Now while I have spent this post showing how this related to veganism and science, what this whole mess needs is a booster shot of both. We need more science to prove that dog tongue does not induce love and rhinoceros horn does nothing more than accelerate the extinction of pachyderms (they are, look it up). This will reduce the number of animals killed for ingredients and the amount of humans killed by quackery. We need more veganism because there should be more pressure for animal-free versions of these medicinals. Whether it's of Western derivation, like a vaccine made with eggs, or of traditional origin, like herbs substituting for bear bile.

27 October 2009

Future of Vaccine Production

Heard this NPR story while getting my vehicle emissions test today. They don't have a transcript yet, but it basically shows how slow and inefficient current vaccine production with embryonated chicken eggs is. One tidbit I got is that one opts for the nasal vaccine and not the shot, you use only 1/100th of an egg as oppose to a full chicken abortion.

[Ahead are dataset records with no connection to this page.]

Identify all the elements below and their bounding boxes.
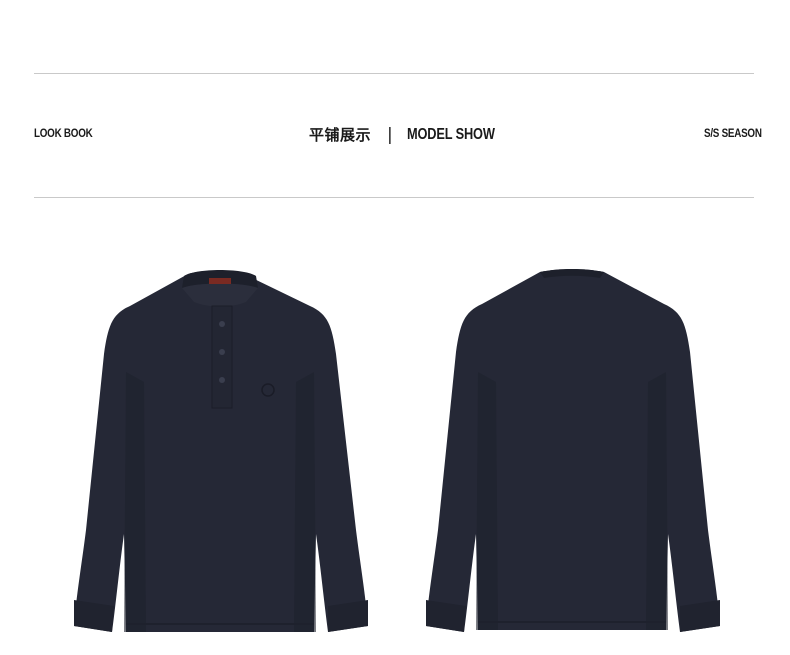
season-label: S/S SEASON <box>704 126 762 140</box>
top-divider <box>34 73 754 74</box>
section-title: 平铺展示 | MODEL SHOW <box>309 124 516 145</box>
henley-shirt-back-icon <box>426 269 720 632</box>
section-title-cn: 平铺展示 <box>309 126 372 144</box>
look-book-label: LOOK BOOK <box>34 126 93 140</box>
section-title-en: MODEL SHOW <box>406 125 495 143</box>
henley-shirt-front-icon <box>74 270 368 632</box>
front-shirt-image <box>66 262 376 642</box>
title-separator: | <box>387 124 393 145</box>
bottom-divider <box>34 197 754 198</box>
back-shirt-image <box>418 262 728 642</box>
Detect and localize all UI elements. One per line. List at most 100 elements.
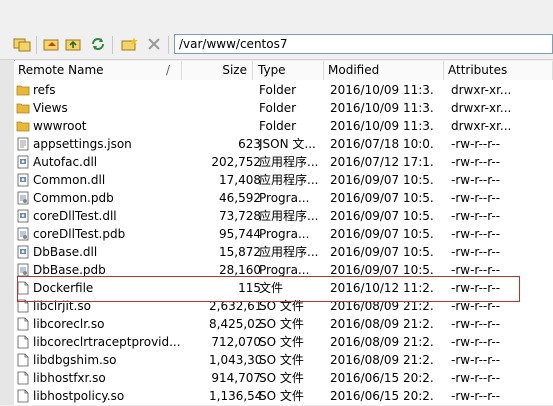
- refresh-icon[interactable]: [88, 35, 108, 53]
- pdb-file-icon: [16, 263, 30, 277]
- file-type: Folder: [259, 83, 297, 97]
- file-row[interactable]: wwwroot Folder 2016/10/09 11:3... drwxr-xr.…: [14, 117, 553, 135]
- file-size: 202,752: [211, 155, 261, 169]
- file-name: libcoreclr.so: [33, 317, 105, 331]
- file-row[interactable]: libhostpolicy.so 1,136,541SO 文件 2016/06/15…: [14, 387, 553, 405]
- dll-file-icon: [16, 245, 30, 259]
- dll-file-icon: [16, 209, 30, 223]
- file-type: 应用程序...: [259, 155, 319, 169]
- file-attributes: -rw-r--r--: [451, 371, 501, 385]
- file-type: SO 文件: [259, 389, 304, 403]
- column-header-modified[interactable]: Modified: [324, 61, 444, 80]
- column-header-size[interactable]: Size: [181, 61, 253, 80]
- file-attributes: -rw-r--r--: [451, 227, 501, 241]
- file-modified: 2016/10/09 11:3...: [330, 119, 434, 133]
- file-name: Common.dll: [33, 173, 106, 187]
- file-size: [209, 99, 261, 117]
- connect-icon[interactable]: [12, 35, 32, 53]
- file-name: Common.pdb: [33, 191, 114, 205]
- file-row[interactable]: libcoreclrtraceptprovid... 712,070 SO 文件 20…: [14, 333, 553, 351]
- file-attributes: -rw-r--r--: [451, 389, 501, 403]
- file-list: refs Folder 2016/10/09 11:3... drwxr-xr... V…: [14, 80, 553, 405]
- file-icon: [16, 335, 30, 349]
- file-size: 95,744: [219, 227, 261, 241]
- file-type: 应用程序...: [259, 209, 319, 223]
- file-modified: 2016/09/07 10:5...: [330, 227, 434, 241]
- toolbar-separator: [112, 36, 113, 54]
- file-row[interactable]: Autofac.dll 202,752 应用程序... 2016/07/12 17:1…: [14, 153, 553, 171]
- file-name: appsettings.json: [33, 137, 132, 151]
- file-attributes: drwxr-xr...: [451, 119, 512, 133]
- file-type: JSON 文...: [259, 137, 316, 151]
- file-modified: 2016/06/15 20:2...: [330, 389, 434, 403]
- file-row[interactable]: Common.pdb 46,592 Progra... 2016/09/07 10:5…: [14, 189, 553, 207]
- file-modified: 2016/08/09 21:2...: [330, 317, 434, 331]
- toolbar-separator: [36, 36, 37, 54]
- file-size: [209, 117, 261, 135]
- file-size: [209, 81, 261, 99]
- column-header-name[interactable]: Remote Name: [14, 61, 181, 80]
- file-type: SO 文件: [259, 371, 304, 385]
- file-name: DbBase.dll: [33, 245, 98, 259]
- file-size: 1,136,541: [209, 389, 261, 403]
- file-icon: [16, 317, 30, 331]
- column-header-type[interactable]: Type: [254, 61, 324, 80]
- file-size: 914,707: [211, 371, 261, 385]
- file-attributes: -rw-r--r--: [451, 317, 501, 331]
- toolbar-separator: [168, 36, 169, 54]
- file-row[interactable]: libdbgshim.so 1,043,309SO 文件 2016/08/09 21…: [14, 351, 553, 369]
- file-type: SO 文件: [259, 335, 304, 349]
- file-row[interactable]: Views Folder 2016/10/09 11:3... drwxr-xr...: [14, 99, 553, 117]
- delete-icon[interactable]: [144, 35, 164, 53]
- folder-icon: [16, 83, 30, 97]
- window-top-strip: [0, 0, 553, 30]
- pdb-file-icon: [16, 191, 30, 205]
- file-row[interactable]: refs Folder 2016/10/09 11:3... drwxr-xr...: [14, 81, 553, 99]
- sort-indicator-icon: /: [166, 63, 171, 77]
- file-row[interactable]: coreDllTest.pdb 95,744 Progra... 2016/09/07…: [14, 225, 553, 243]
- file-modified: 2016/09/07 10:5...: [330, 245, 434, 259]
- file-size: 46,592: [219, 191, 261, 205]
- file-size: 73,728: [219, 209, 261, 223]
- file-name: libhostpolicy.so: [33, 389, 125, 403]
- file-name: Views: [33, 101, 68, 115]
- file-row[interactable]: libcoreclr.so 8,425,021SO 文件 2016/08/09 21…: [14, 315, 553, 333]
- file-type: Folder: [259, 119, 297, 133]
- file-modified: 2016/10/09 11:3...: [330, 83, 434, 97]
- home-icon[interactable]: [42, 35, 62, 53]
- path-input[interactable]: /var/www/centos7: [174, 34, 553, 54]
- file-name: libdbgshim.so: [33, 353, 117, 367]
- file-modified: 2016/09/07 10:5...: [330, 191, 434, 205]
- file-icon: [16, 353, 30, 367]
- file-row[interactable]: DbBase.dll 15,872 应用程序... 2016/09/07 10:5..…: [14, 243, 553, 261]
- file-attributes: -rw-r--r--: [451, 335, 501, 349]
- file-modified: 2016/10/09 11:3...: [330, 101, 434, 115]
- file-type: 应用程序...: [259, 245, 319, 259]
- file-type: 应用程序...: [259, 173, 319, 187]
- file-size: 712,070: [211, 335, 261, 349]
- file-attributes: -rw-r--r--: [451, 245, 501, 259]
- file-row[interactable]: Common.dll 17,408 应用程序... 2016/09/07 10:5..…: [14, 171, 553, 189]
- file-type: Folder: [259, 101, 297, 115]
- up-folder-icon[interactable]: [64, 35, 84, 53]
- file-name: refs: [33, 83, 56, 97]
- new-folder-icon[interactable]: [120, 35, 140, 53]
- file-row[interactable]: libhostfxr.so 914,707 SO 文件 2016/06/15 20:2…: [14, 369, 553, 387]
- file-row[interactable]: coreDllTest.dll 73,728 应用程序... 2016/09/07 1…: [14, 207, 553, 225]
- folder-icon: [16, 119, 30, 133]
- column-header-attributes[interactable]: Attributes: [444, 61, 553, 80]
- file-attributes: -rw-r--r--: [451, 155, 501, 169]
- file-modified: 2016/07/12 17:1...: [330, 155, 434, 169]
- file-size: 8,425,021: [209, 317, 261, 331]
- file-name: wwwroot: [33, 119, 87, 133]
- file-type: SO 文件: [259, 317, 304, 331]
- file-attributes: -rw-r--r--: [451, 209, 501, 223]
- file-type: Progra...: [259, 227, 310, 241]
- file-modified: 2016/08/09 21:2...: [330, 335, 434, 349]
- file-row[interactable]: appsettings.json 623 JSON 文... 2016/07/18 1…: [14, 135, 553, 153]
- left-pane-edge: [0, 60, 15, 405]
- file-attributes: -rw-r--r--: [451, 191, 501, 205]
- file-attributes: -rw-r--r--: [451, 353, 501, 367]
- column-header: Remote Name / Size Type Modified Attribu…: [14, 61, 553, 81]
- file-icon: [16, 389, 30, 403]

The hope is that they are starting to use animal cell lines, which while they may have originally come from an animal have long since stopped harming that particular animal. They mentioned a canine kidney cell line, as opposed to Vero cells (mentioned often on this site) as being a much better system for viral production.

Then they went a step further, and bring up a new caterpillar-derived system for making viral proteins for a vaccine. This was new to me. I was worried at first, because cell-free protein synthesis using wheat germ or rabbit reticulocytes ends up killing the heat or rabbit.

After some digging, I found that the system uses a cell line (and not fresh animals for each batch) from a moth, the fall armyworm (Spodoptera frugiperda) with help from Baculovirus. Exciting stuff.

Further reading:
1) Maiorella, B., Inlow, D., Shauger, A., & Harano, D. (1988). Large-Scale Insect Cell-Culture for Recombinant Protein Production. Nature Biotechnology. 6:1406-1410.

2) Ikonomoi, L., Schneider, Y.-J., Agathos, S. N. (July 2003). Insect cell culture for industrial production of recombinant proteins. Applied Microbiology and Biotechnology. 62(1):1-20.

Post Scriptum:
This post has been mentioned here. Thanks Mr. Dandelion!